I wanted to follow up my recent post on why you should vaccinate your children with a few recent pieces of news that I think are really interesting.
First, a study published this month in The Journal of Infectious Diseases reports that the HPV vaccine has been a resounding success. Since it became available in 2006, the vaccine has lowered the rate of HPV infection among teenaged girls by 56%. This is wonderful news, and I hope it encourages more people to get this vaccine.
It seems that one main point (no pun intended!) that anti-vaxxers raise in objection to the use of vaccines is the delivery system: injections. Do you think they would be so opposed if needles weren’t involved? Someday in the not too distant future there may be an alternative. Delivery of vaccine by nanopatches on the skin, as proposed by Professor Mark Kendall at the TedGlobal conference in Edinburgh, would not only be a lot less scary and invasive-seeming than needles, it would also significantly lower the costs of each vaccine.

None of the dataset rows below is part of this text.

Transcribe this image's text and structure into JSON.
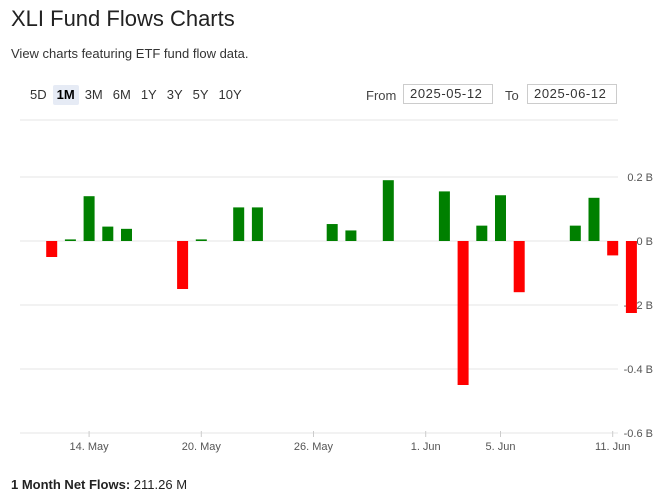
{
  "header": {
    "title": "XLI Fund Flows Charts",
    "subtitle": "View charts featuring ETF fund flow data."
  },
  "ranges": [
    {
      "label": "5D",
      "active": false
    },
    {
      "label": "1M",
      "active": true
    },
    {
      "label": "3M",
      "active": false
    },
    {
      "label": "6M",
      "active": false
    },
    {
      "label": "1Y",
      "active": false
    },
    {
      "label": "3Y",
      "active": false
    },
    {
      "label": "5Y",
      "active": false
    },
    {
      "label": "10Y",
      "active": false
    }
  ],
  "dates": {
    "from_label": "From",
    "from_value": "2025-05-12",
    "to_label": "To",
    "to_value": "2025-06-12"
  },
  "footer": {
    "net_label": "1 Month Net Flows:",
    "net_value": "211.26 M"
  },
  "colors": {
    "positive": "#008000",
    "negative": "#ff0000",
    "grid": "#e6e6e6"
  },
  "chart_data": {
    "type": "bar",
    "ylim": [
      -0.6,
      0.2
    ],
    "yticks": [
      0.2,
      0,
      -0.2,
      -0.4,
      -0.6
    ],
    "ytick_labels": [
      "0.2 B",
      "0 B",
      "-0.2 B",
      "-0.4 B",
      "-0.6 B"
    ],
    "xtick_labels": [
      {
        "label": "14. May",
        "date": "2025-05-14"
      },
      {
        "label": "20. May",
        "date": "2025-05-20"
      },
      {
        "label": "26. May",
        "date": "2025-05-26"
      },
      {
        "label": "1. Jun",
        "date": "2025-06-01"
      },
      {
        "label": "5. Jun",
        "date": "2025-06-05"
      },
      {
        "label": "11. Jun",
        "date": "2025-06-11"
      }
    ],
    "x_range": [
      "2025-05-11",
      "2025-06-12"
    ],
    "bars": [
      {
        "date": "2025-05-12",
        "value": -0.05
      },
      {
        "date": "2025-05-13",
        "value": 0.005
      },
      {
        "date": "2025-05-14",
        "value": 0.14
      },
      {
        "date": "2025-05-15",
        "value": 0.045
      },
      {
        "date": "2025-05-16",
        "value": 0.038
      },
      {
        "date": "2025-05-19",
        "value": -0.15
      },
      {
        "date": "2025-05-20",
        "value": 0.005
      },
      {
        "date": "2025-05-22",
        "value": 0.105
      },
      {
        "date": "2025-05-23",
        "value": 0.105
      },
      {
        "date": "2025-05-27",
        "value": 0.053
      },
      {
        "date": "2025-05-28",
        "value": 0.033
      },
      {
        "date": "2025-05-30",
        "value": 0.19
      },
      {
        "date": "2025-06-02",
        "value": 0.155
      },
      {
        "date": "2025-06-03",
        "value": -0.45
      },
      {
        "date": "2025-06-04",
        "value": 0.048
      },
      {
        "date": "2025-06-05",
        "value": 0.143
      },
      {
        "date": "2025-06-06",
        "value": -0.16
      },
      {
        "date": "2025-06-09",
        "value": 0.048
      },
      {
        "date": "2025-06-10",
        "value": 0.135
      },
      {
        "date": "2025-06-11",
        "value": -0.045
      },
      {
        "date": "2025-06-12",
        "value": -0.225
      }
    ]
  }
}
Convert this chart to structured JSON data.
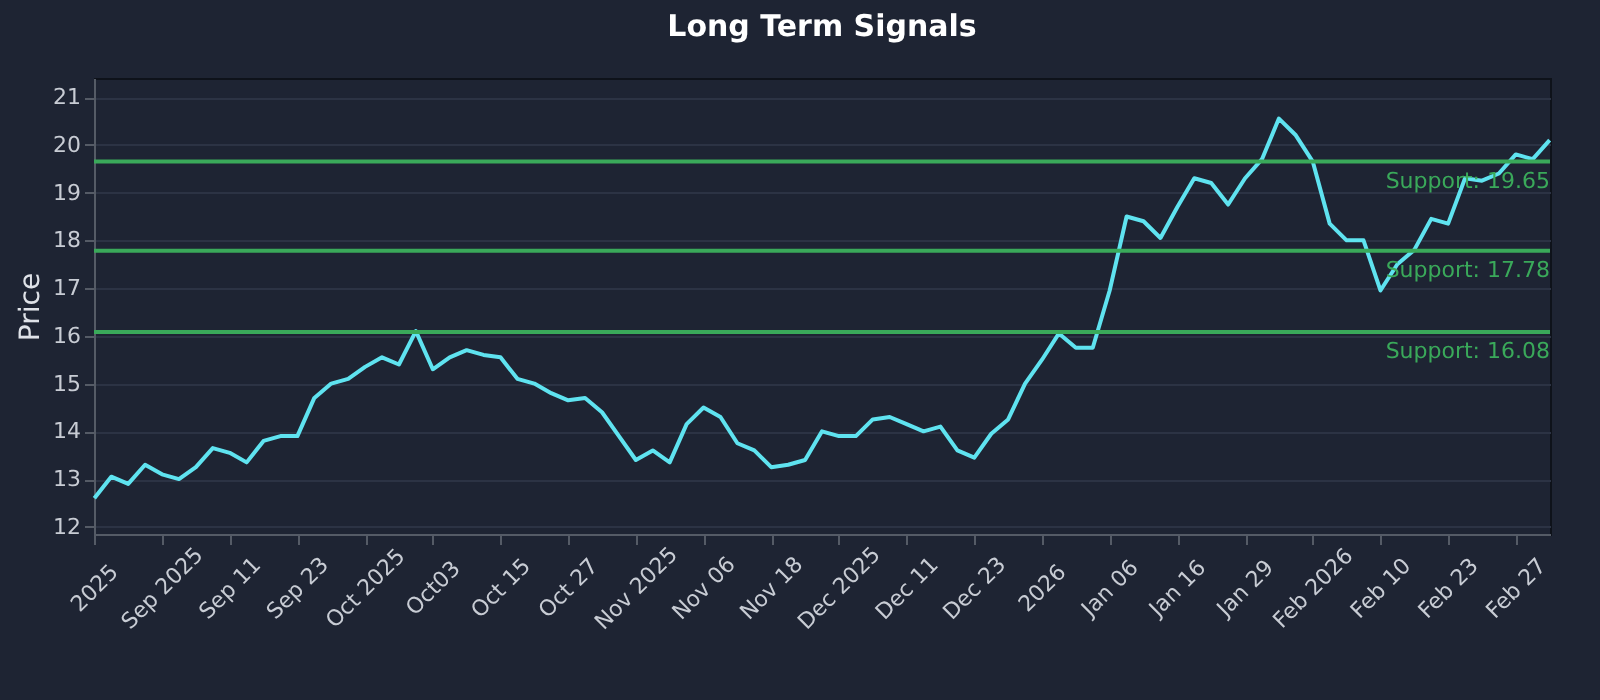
{
  "chart_data": {
    "type": "line",
    "title": "Long Term Signals",
    "ylabel": "Price",
    "categories": [
      "2025",
      null,
      null,
      null,
      "Sep 2025",
      null,
      null,
      null,
      "Sep 11",
      null,
      null,
      null,
      "Sep 23",
      null,
      null,
      null,
      "Oct 2025",
      null,
      null,
      null,
      "Oct03",
      null,
      null,
      null,
      "Oct 15",
      null,
      null,
      null,
      "Oct 27",
      null,
      null,
      null,
      "Nov 2025",
      null,
      null,
      null,
      "Nov 06",
      null,
      null,
      null,
      "Nov 18",
      null,
      null,
      null,
      "Dec 2025",
      null,
      null,
      null,
      "Dec 11",
      null,
      null,
      null,
      "Dec 23",
      null,
      null,
      null,
      "2026",
      null,
      null,
      null,
      "Jan 06",
      null,
      null,
      null,
      "Jan 16",
      null,
      null,
      null,
      "Jan 29",
      null,
      null,
      null,
      "Feb 2026",
      null,
      null,
      null,
      "Feb 10",
      null,
      null,
      null,
      "Feb 23",
      null,
      null,
      null,
      "Feb 27",
      null,
      null
    ],
    "series": [
      {
        "color": "#5fe3f0",
        "values": [
          12.6,
          13.05,
          12.9,
          13.3,
          13.1,
          13.0,
          13.25,
          13.65,
          13.55,
          13.35,
          13.8,
          13.9,
          13.9,
          14.7,
          15.0,
          15.1,
          15.35,
          15.55,
          15.4,
          16.1,
          15.3,
          15.55,
          15.7,
          15.6,
          15.55,
          15.1,
          15.0,
          14.8,
          14.65,
          14.7,
          14.4,
          13.9,
          13.4,
          13.6,
          13.35,
          14.15,
          14.5,
          14.3,
          13.75,
          13.6,
          13.25,
          13.3,
          13.4,
          14.0,
          13.9,
          13.9,
          14.25,
          14.3,
          14.15,
          14.0,
          14.1,
          13.6,
          13.45,
          13.95,
          14.25,
          15.0,
          15.5,
          16.05,
          15.75,
          15.75,
          16.95,
          18.5,
          18.4,
          18.05,
          18.7,
          19.3,
          19.2,
          18.75,
          19.3,
          19.7,
          20.55,
          20.2,
          19.65,
          18.35,
          18.0,
          18.0,
          16.95,
          17.5,
          17.8,
          18.45,
          18.35,
          19.3,
          19.25,
          19.4,
          19.8,
          19.7,
          20.1
        ]
      }
    ],
    "ylim": [
      11.85,
      21.4
    ],
    "yticks": [
      12,
      13,
      14,
      15,
      16,
      17,
      18,
      19,
      20,
      21
    ],
    "grid": "y",
    "ref_lines": [
      {
        "axis": "y",
        "value": 19.65,
        "label": "Support: 19.65",
        "color": "#3aa95a"
      },
      {
        "axis": "y",
        "value": 17.78,
        "label": "Support: 17.78",
        "color": "#3aa95a"
      },
      {
        "axis": "y",
        "value": 16.08,
        "label": "Support: 16.08",
        "color": "#3aa95a"
      }
    ]
  }
}
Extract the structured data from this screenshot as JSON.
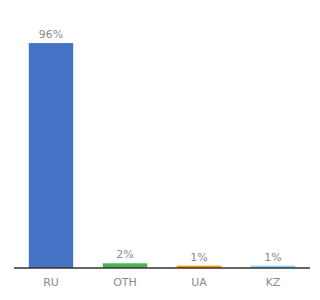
{
  "chart_data": {
    "type": "bar",
    "categories": [
      "RU",
      "OTH",
      "UA",
      "KZ"
    ],
    "values": [
      96,
      2,
      1,
      1
    ],
    "value_labels": [
      "96%",
      "2%",
      "1%",
      "1%"
    ],
    "colors": [
      "#4472c4",
      "#4caf50",
      "#ff9800",
      "#81d4fa"
    ],
    "ylim": [
      0,
      105
    ],
    "data_labels": true,
    "tick_labels": "x",
    "grid": false
  }
}
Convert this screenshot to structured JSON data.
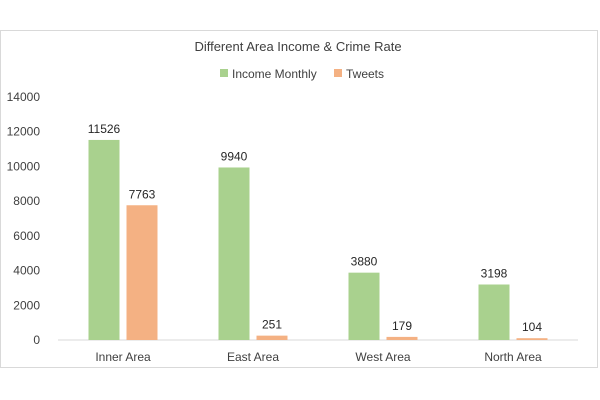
{
  "chart_data": {
    "type": "bar",
    "title": "Different Area Income & Crime Rate",
    "xlabel": "",
    "ylabel": "",
    "categories": [
      "Inner Area",
      "East Area",
      "West Area",
      "North Area"
    ],
    "series": [
      {
        "name": "Income Monthly",
        "values": [
          11526,
          9940,
          3880,
          3198
        ],
        "color": "#a9d18e"
      },
      {
        "name": "Tweets",
        "values": [
          7763,
          251,
          179,
          104
        ],
        "color": "#f4b183"
      }
    ],
    "ylim": [
      0,
      14000
    ],
    "yticks": [
      "0",
      "2000",
      "4000",
      "6000",
      "8000",
      "10000",
      "12000",
      "14000"
    ],
    "grid": false,
    "legend_position": "top",
    "data_labels": true
  }
}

Nanopatches are still a long way from being complete, but I think they’re a terrific idea. You can read more about it here.
Finally, I’m going to be appearing on the One Guy Talking Podcast (http://www.talkshoe.com/talkshoe/web/talkCast.jsp?masterId=122865&cmd=tc)
with Ethan Sincoff tomorrow (Thursday) at 8pm EST. I believe that we’re going to be discussing all things science, including my own research. Tune in if you can, or download later if you can’t!
I don’t think the patch versus injection option will make a difference to the anti-vaccine crowd. They’re afraid of the chemical cocktail going into the body…a painless method might mitigate their fear, but I doubt it.
I’m not sure any amount of data or logic will make them change their minds. Losing a child to measles or whooping cough might…but that’s a harsh way to learn a lesson.